Quelles responsabilités pour la France ?
Du 1er janvier au 30 juin 2022, la France devra s’acquitter de plusieurs missions, certaines très encadrées. Elle devra suivre l’agenda législatif européen et élaborer des compromis susceptibles de résoudre les problèmes politiques entre les gouvernements des 27 États membres ou bien entre les gouvernements et le Parlement européen.
Elle sera également chargée d’organiser et de présider l’ensemble des réunions du Conseil de l’UE, par domaine d’activité. Chaque ministre français assurera cette fonction au sein du groupe de travail dont il est membre. Par exemple, le ministre de l’Agriculture français présidera le Conseil agriculture. Par exception toutefois, le Conseil des Affaires étrangères (voir plus haut) est présidé pendant 5 ans par le haut représentant de l’Union pour les affaires étrangères et la politique de sécurité.
La France présidera ainsi les 9 autres domaines d’activité ou formations du Conseil de l’UE : Affaires générales ; Affaires économiques et financières ; Justice et Affaires intérieures ; Emploi, politique sociale, santé et consommateurs ; Compétitivité (Marché intérieur, industrie, recherche et espace) ; Transport, télécommunications et énergie ; Agriculture et pêche ; Environnement ; Éducation, jeunesse, culture et sport.
Si les missions relèvent avant tout d’un rôle de médiateur et de recherche du compromis, la présidence tournante est également l’occasion pour les États membres de mettre à l’agenda européen certaines de leurs priorités. Ainsi, le Portugal avait organisé à Porto au mois de mai 2021 un sommet social pour engager les États membres sur l’application du Socle européen des droits sociaux.

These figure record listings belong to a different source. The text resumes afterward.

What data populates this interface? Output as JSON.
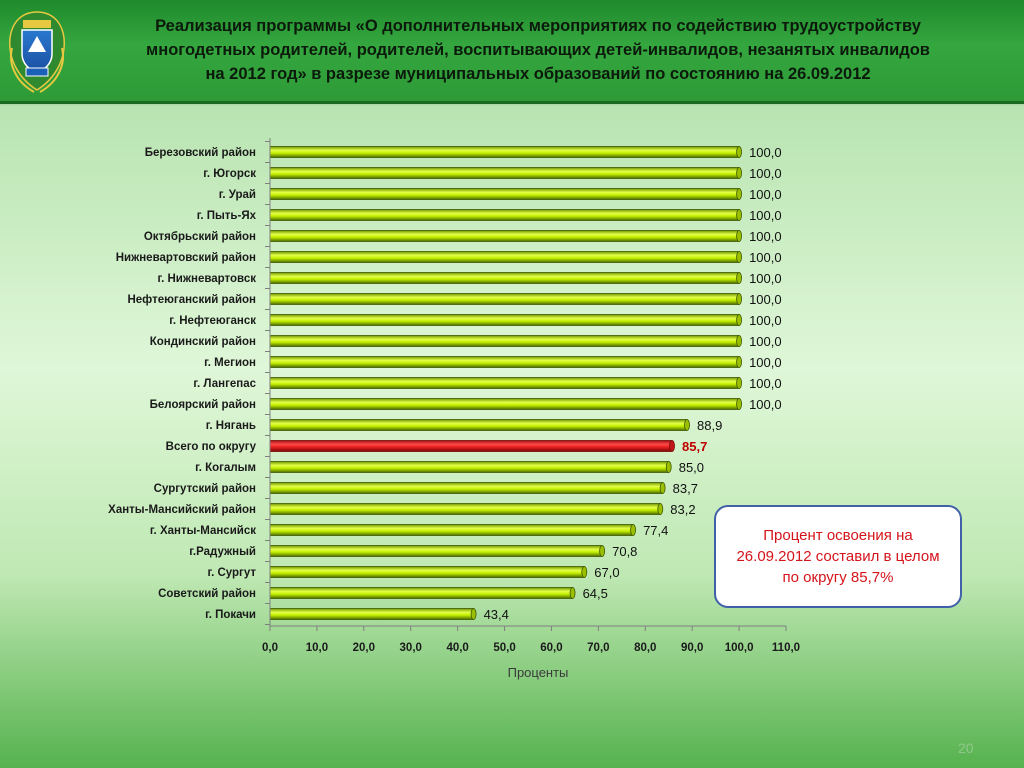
{
  "header": {
    "title_line1": "Реализация программы «О дополнительных мероприятиях по содействию трудоустройству",
    "title_line2": "многодетных родителей, родителей, воспитывающих детей-инвалидов, незанятых инвалидов",
    "title_line3": "на 2012 год» в разрезе муниципальных образований по состоянию на 26.09.2012",
    "emblem_icon": "coat-of-arms-emblem"
  },
  "callout": {
    "text": "Процент освоения на 26.09.2012 составил в целом по округу 85,7%"
  },
  "page_number": "20",
  "colors": {
    "bar": "#c4f000",
    "bar_dark": "#3f5a00",
    "highlight_bar": "#e62020",
    "highlight_label": "#c00000",
    "axis": "#7f7f7f"
  },
  "chart_data": {
    "type": "bar",
    "orientation": "horizontal",
    "categories": [
      "Березовский район",
      "г. Югорск",
      "г. Урай",
      "г. Пыть-Ях",
      "Октябрьский район",
      "Нижневартовский район",
      "г. Нижневартовск",
      "Нефтеюганский район",
      "г. Нефтеюганск",
      "Кондинский район",
      "г. Мегион",
      "г. Лангепас",
      "Белоярский  район",
      "г. Нягань",
      "Всего по округу",
      "г. Когалым",
      "Сургутский район",
      "Ханты-Мансийский район",
      "г. Ханты-Мансийск",
      "г.Радужный",
      "г. Сургут",
      "Советский район",
      "г. Покачи"
    ],
    "values": [
      100.0,
      100.0,
      100.0,
      100.0,
      100.0,
      100.0,
      100.0,
      100.0,
      100.0,
      100.0,
      100.0,
      100.0,
      100.0,
      88.9,
      85.7,
      85.0,
      83.7,
      83.2,
      77.4,
      70.8,
      67.0,
      64.5,
      43.4
    ],
    "value_labels": [
      "100,0",
      "100,0",
      "100,0",
      "100,0",
      "100,0",
      "100,0",
      "100,0",
      "100,0",
      "100,0",
      "100,0",
      "100,0",
      "100,0",
      "100,0",
      "88,9",
      "85,7",
      "85,0",
      "83,7",
      "83,2",
      "77,4",
      "70,8",
      "67,0",
      "64,5",
      "43,4"
    ],
    "highlight_category": "Всего по округу",
    "xlim": [
      0,
      110
    ],
    "ticks": [
      0,
      10,
      20,
      30,
      40,
      50,
      60,
      70,
      80,
      90,
      100,
      110
    ],
    "tick_labels": [
      "0,0",
      "10,0",
      "20,0",
      "30,0",
      "40,0",
      "50,0",
      "60,0",
      "70,0",
      "80,0",
      "90,0",
      "100,0",
      "110,0"
    ],
    "xlabel": "Проценты",
    "grid": false
  }
}
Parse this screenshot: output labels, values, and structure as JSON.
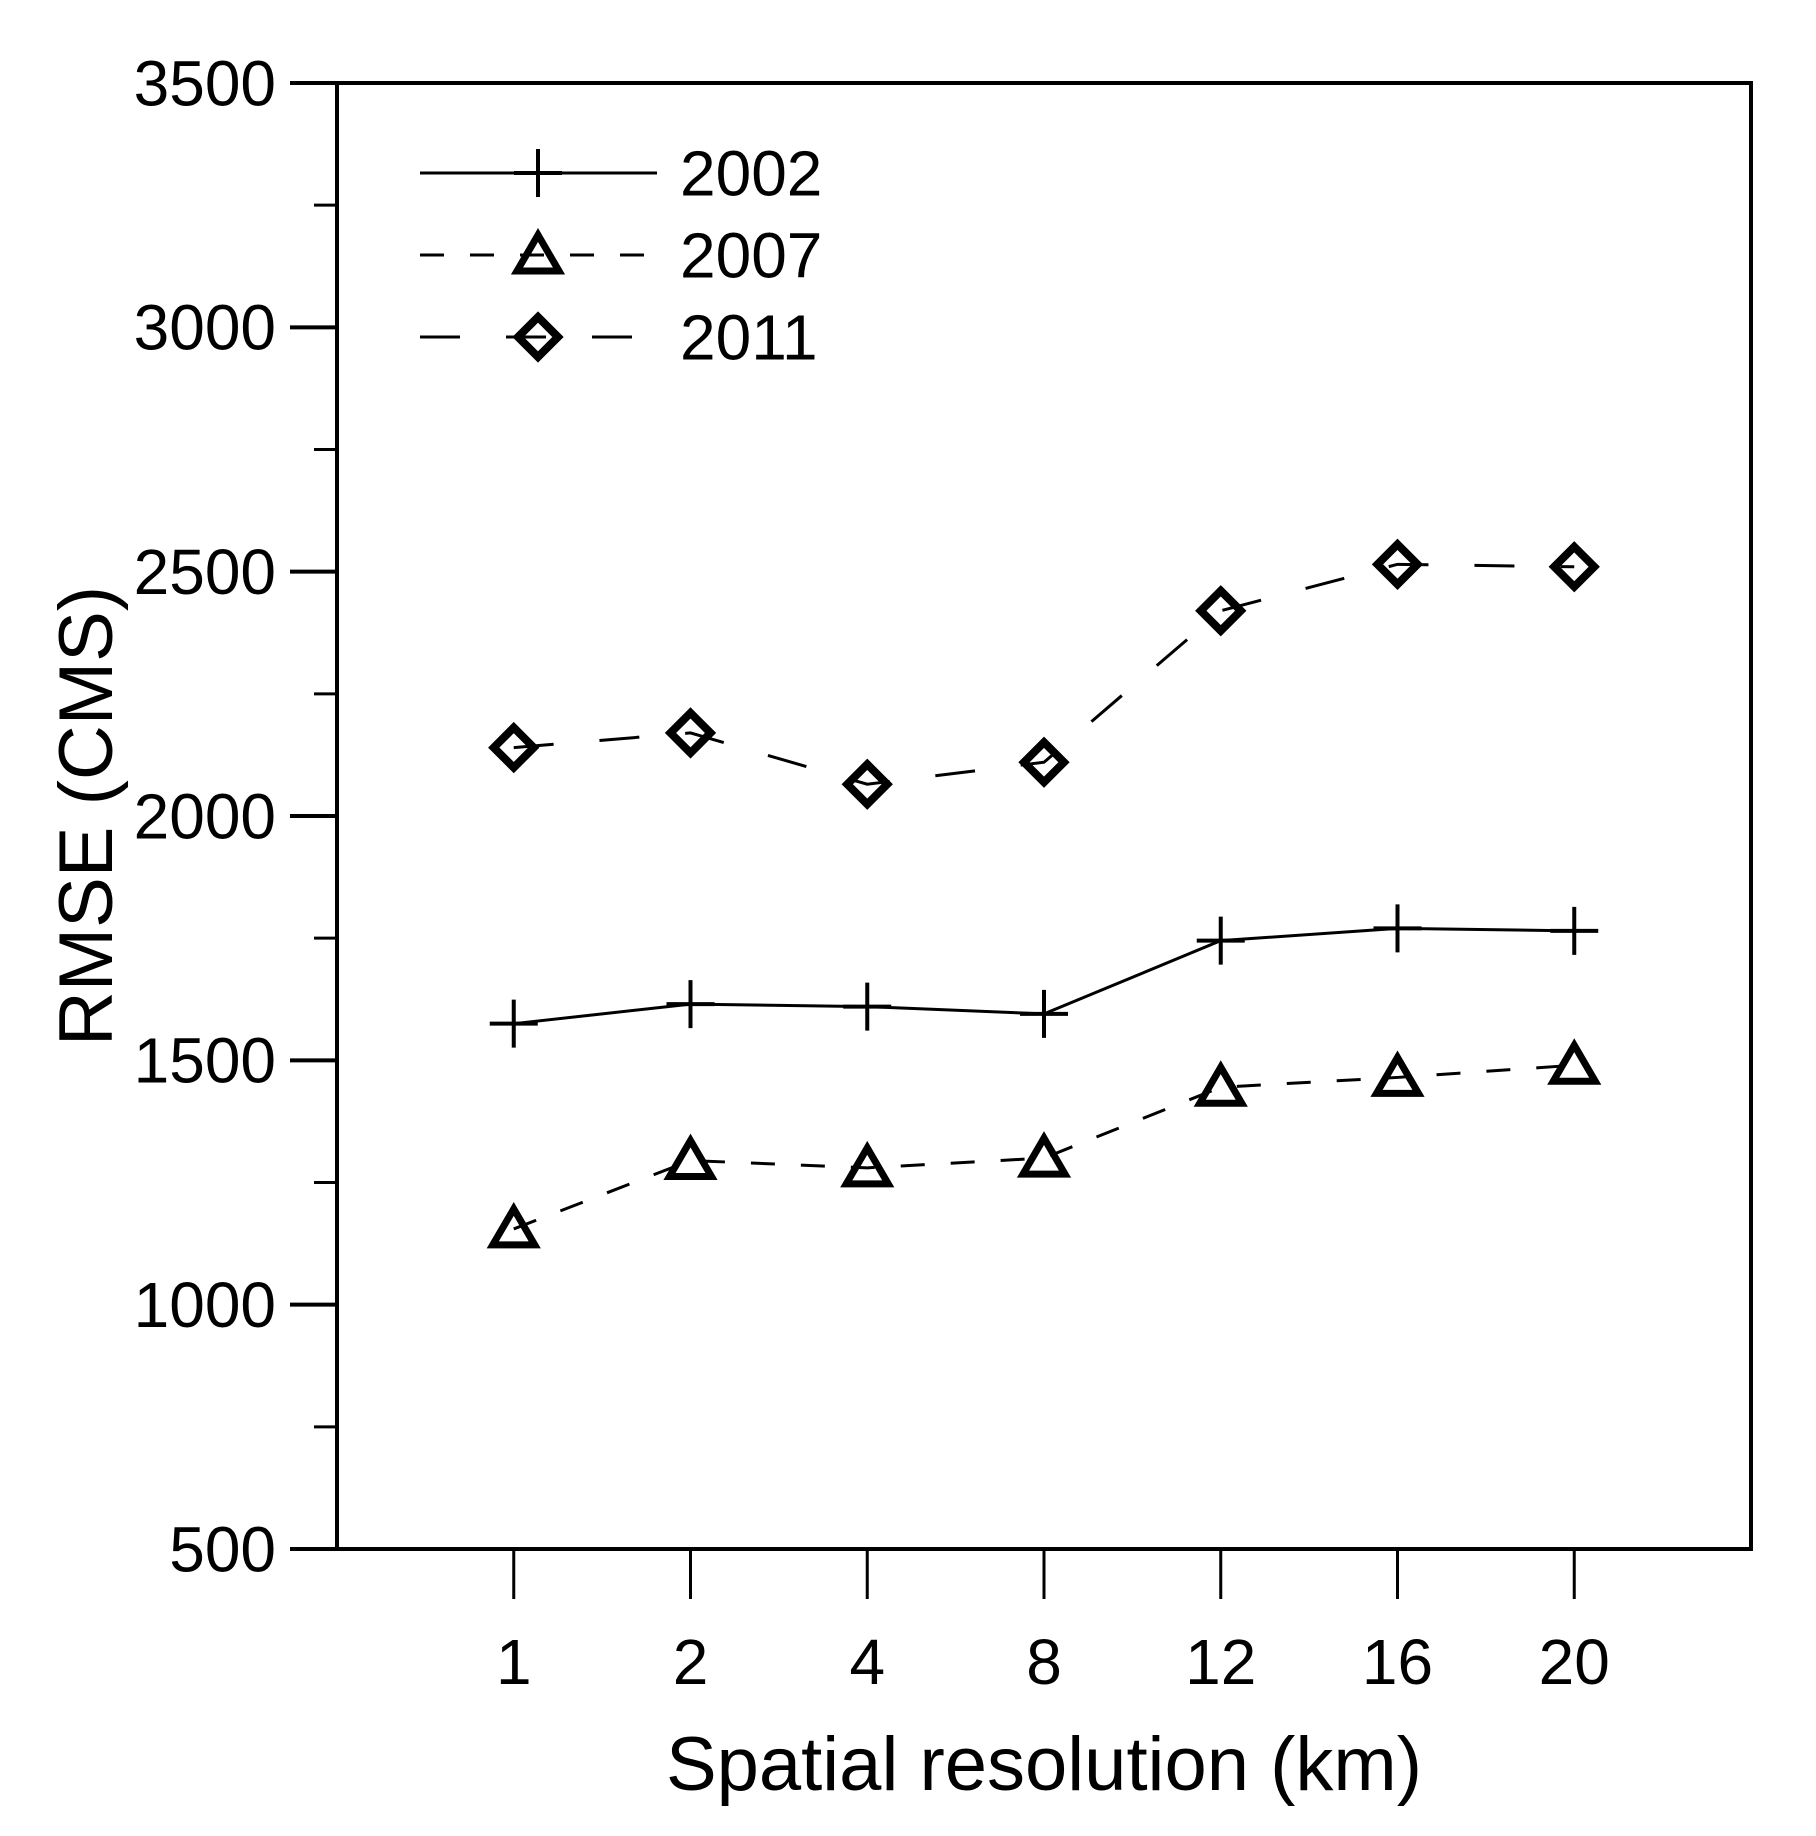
{
  "chart_data": {
    "type": "line",
    "title": "",
    "xlabel": "Spatial resolution (km)",
    "ylabel": "RMSE (CMS)",
    "x_categories": [
      "1",
      "2",
      "4",
      "8",
      "12",
      "16",
      "20"
    ],
    "x_scale": "ordinal",
    "ylim": [
      500,
      3500
    ],
    "y_major_ticks": [
      500,
      1000,
      1500,
      2000,
      2500,
      3000,
      3500
    ],
    "y_minor_step": 250,
    "grid": false,
    "legend_position": "top-left-inside",
    "colors": {
      "foreground": "#000000",
      "background": "#ffffff"
    },
    "series": [
      {
        "name": "2002",
        "marker": "plus",
        "line": "solid",
        "values": [
          1575,
          1615,
          1610,
          1595,
          1745,
          1770,
          1765
        ]
      },
      {
        "name": "2007",
        "marker": "triangle",
        "line": "dashed",
        "values": [
          1155,
          1295,
          1280,
          1300,
          1445,
          1465,
          1490
        ]
      },
      {
        "name": "2011",
        "marker": "diamond",
        "line": "long-dash",
        "values": [
          2140,
          2170,
          2065,
          2110,
          2420,
          2515,
          2510
        ]
      }
    ]
  }
}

Après avoir présenté les priorités du prochain semestre au cours d’une conférence de presse le 9 décembre à l’Élysée, le président de la République Emmanuel Macron en fera de même devant le Parlement européen à Strasbourg le 19 janvier prochain, lors de la session plénière de janvier. Un exercice habituel pour chaque début de présidence.
A noter que la fonction de présidence du Conseil de l’Union européenne se cumule avec celle de simple État membre, ce qui peut conduire à une double représentation dans les enceintes du Conseil. L’État qui assure la présidence au nom des 27 se dédouble alors pour continuer à assurer la défense de ses intérêts nationaux.